Given that sometimes things in church will not be excellent – and we should be honest about that – we are forced to answer the question, why do we keep going and put up with it then? Indeed, why do I keep going and saying I’m enjoying something that is often not great? If I don’t like a particular restaurant, I don’t go back. I find somewhere else that I do like. If they stop serving the stuff I enjoy, I find another place again. That’s how we deal with most stuff. So, why should the church be any different?

We go, ultimately, because Jesus tells us we should. We go, not to where everything is most excellent, but to a place that is seeking to be faithful. We go, not where the preaching is necessarily best (however we might judge that), but where it is faithful and consistent. We go, not where everything is necessarily professional and slick, but where we can serve and be useful for the kingdom. These are all things that Jesus calls us to do. At the risk of using a dirty word, we sometimes go out of duty. Not negative duty, but joyful duty.

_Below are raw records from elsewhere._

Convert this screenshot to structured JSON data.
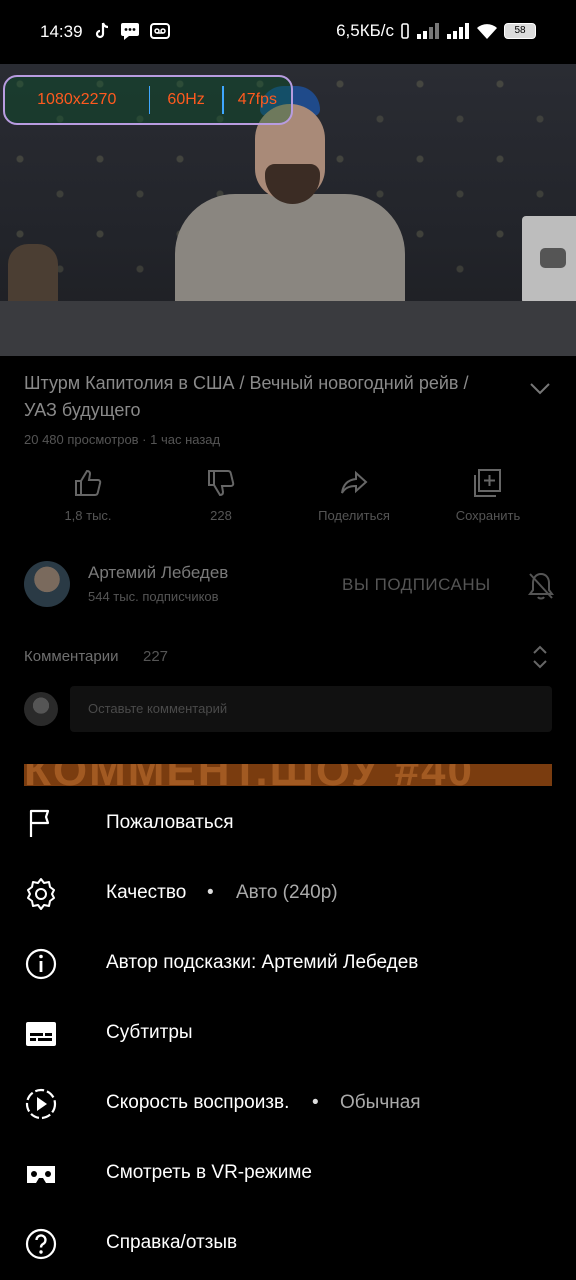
{
  "status_bar": {
    "time": "14:39",
    "network_speed": "6,5КБ/с",
    "battery": "58",
    "icons": [
      "tiktok-icon",
      "message-icon",
      "voicemail-icon",
      "vibrate-icon",
      "signal-icon",
      "signal-icon",
      "wifi-icon",
      "battery-icon"
    ]
  },
  "fps_overlay": {
    "resolution": "1080x2270",
    "refresh": "60Hz",
    "fps": "47fps"
  },
  "video": {
    "title": "Штурм Капитолия в США / Вечный новогодний рейв / УАЗ будущего",
    "meta": "20 480 просмотров · 1 час назад"
  },
  "actions": {
    "like": "1,8 тыс.",
    "dislike": "228",
    "share": "Поделиться",
    "save": "Сохранить"
  },
  "channel": {
    "name": "Артемий Лебедев",
    "subscribers": "544 тыс. подписчиков",
    "subscribed_label": "ВЫ ПОДПИСАНЫ"
  },
  "comments": {
    "header": "Комментарии",
    "count": "227",
    "placeholder": "Оставьте комментарий"
  },
  "banner_text": "КОММЕНТ.ШОУ #40",
  "menu": {
    "report": "Пожаловаться",
    "quality_label": "Качество",
    "quality_value": "Авто (240p)",
    "hint_author": "Автор подсказки: Артемий Лебедев",
    "subtitles": "Субтитры",
    "speed_label": "Скорость воспроизв.",
    "speed_value": "Обычная",
    "vr": "Смотреть в VR-режиме",
    "help": "Справка/отзыв",
    "dot": "•"
  },
  "colors": {
    "overlay_text": "#ff5a1f",
    "overlay_border": "#b89ce0",
    "overlay_separator": "#3fa7ff",
    "menu_text": "#ffffff",
    "dim_text": "#6f6f6f"
  }
}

Why is it that we can acknowledge sometimes things in church are hard but we are going to keep going anyway? Because Jesus asks us to. How can we end up loving what is sometimes not obviously easy to love? Because Jesus asks us to, his Spirit empowers us to and the church isn’t really about consumer choices. When we’re clear about why we are going – because Jesus asks us to and we go primarily to serve others – our children will at least understand, whether things are good or bad, there is a better reason why we are going at all. And that may just lead them to love the church even a little bit.